Is there a slimmed down pytorch for computation?

We developed a neural network in PyTorch and when we try to deploy we had to include PyTorch in the docker image. Backend team complains that PyTorch is “too heavy”. Is there a fast pkg out there that can carry out the computation of a neural network developed by Pytorch?

we provide a cpuonly version of PyTorch without the CUDA functionality, and it is significantly smaller in size (about 5x smaller).

To install it go to https://pytorch.org and in the Install Selector, select CUDA to be None.

Hopefully your backend team is happy with this version.

1 Like

Thank you very much! Do you see a possibility of separating out the functionality to run a NN into a separate tiny package that only runs the models? That would be really awesome for deployment.

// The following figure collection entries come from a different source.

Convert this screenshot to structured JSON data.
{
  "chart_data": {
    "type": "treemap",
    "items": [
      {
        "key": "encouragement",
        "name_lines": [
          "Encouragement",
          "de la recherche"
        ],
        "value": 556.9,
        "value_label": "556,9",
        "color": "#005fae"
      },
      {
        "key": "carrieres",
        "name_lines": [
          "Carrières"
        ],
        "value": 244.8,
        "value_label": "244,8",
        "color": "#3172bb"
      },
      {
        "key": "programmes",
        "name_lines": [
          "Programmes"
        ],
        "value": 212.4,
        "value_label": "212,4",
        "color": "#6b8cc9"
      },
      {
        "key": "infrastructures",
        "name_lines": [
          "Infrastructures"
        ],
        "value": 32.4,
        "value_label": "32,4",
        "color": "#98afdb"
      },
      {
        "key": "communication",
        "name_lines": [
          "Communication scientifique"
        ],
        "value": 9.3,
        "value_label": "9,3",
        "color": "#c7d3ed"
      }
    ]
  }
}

Thanks again for your help?

we actually provide something like that (a runtime that is ~5MB or lesser), but for Mobile only at the moment, i.e. for iOS / Android: https://pytorch.org/mobile/home/

1 Like

part of the challenge when you run on Desktop / Server is not so much the size of PyTorch, but the size of depedencies that make deployment also efficient.

On x86 CPU, you will want Intel MKL and MKLDNN (which PyTorch install provides) which themselves are ~70MB and ~50+MB respectively. They are used for fast matrix multiplications and neural network operations.

on GPU, you will want CUDA and CuDNN, which take about 2GB

Someone on twitter suggested the onnxruntime might be worth looking into

including here for ppl stumbling upon this.

@smth PyTorch could consider shipping with custom builds of MKL libraries that strip out unwanted features. If that happens, most don’t have to go search for an optimized inference engine

in the pytorch CPU-only wheels, we actually do statically link MKL and MKLDNN so that the unneeded symbols are stripped out, hence their respective sizes.

The reality is, whether you use ONNX Runtime or PyTorch wheel, if you want MKL and MKLDNN, you will pay the cost of the size of the routines they ship, and their BLAS routines and their Convolution routines are large (they ship a lot of precompiled codegen).

The PyTorch CPU-only wheel today ships at a size of 127.3MB for PyTorch 1.5.0

Transitioning from MKLDNN to a Glow CPU backend would be great!

then we have to include precompiled Glow code?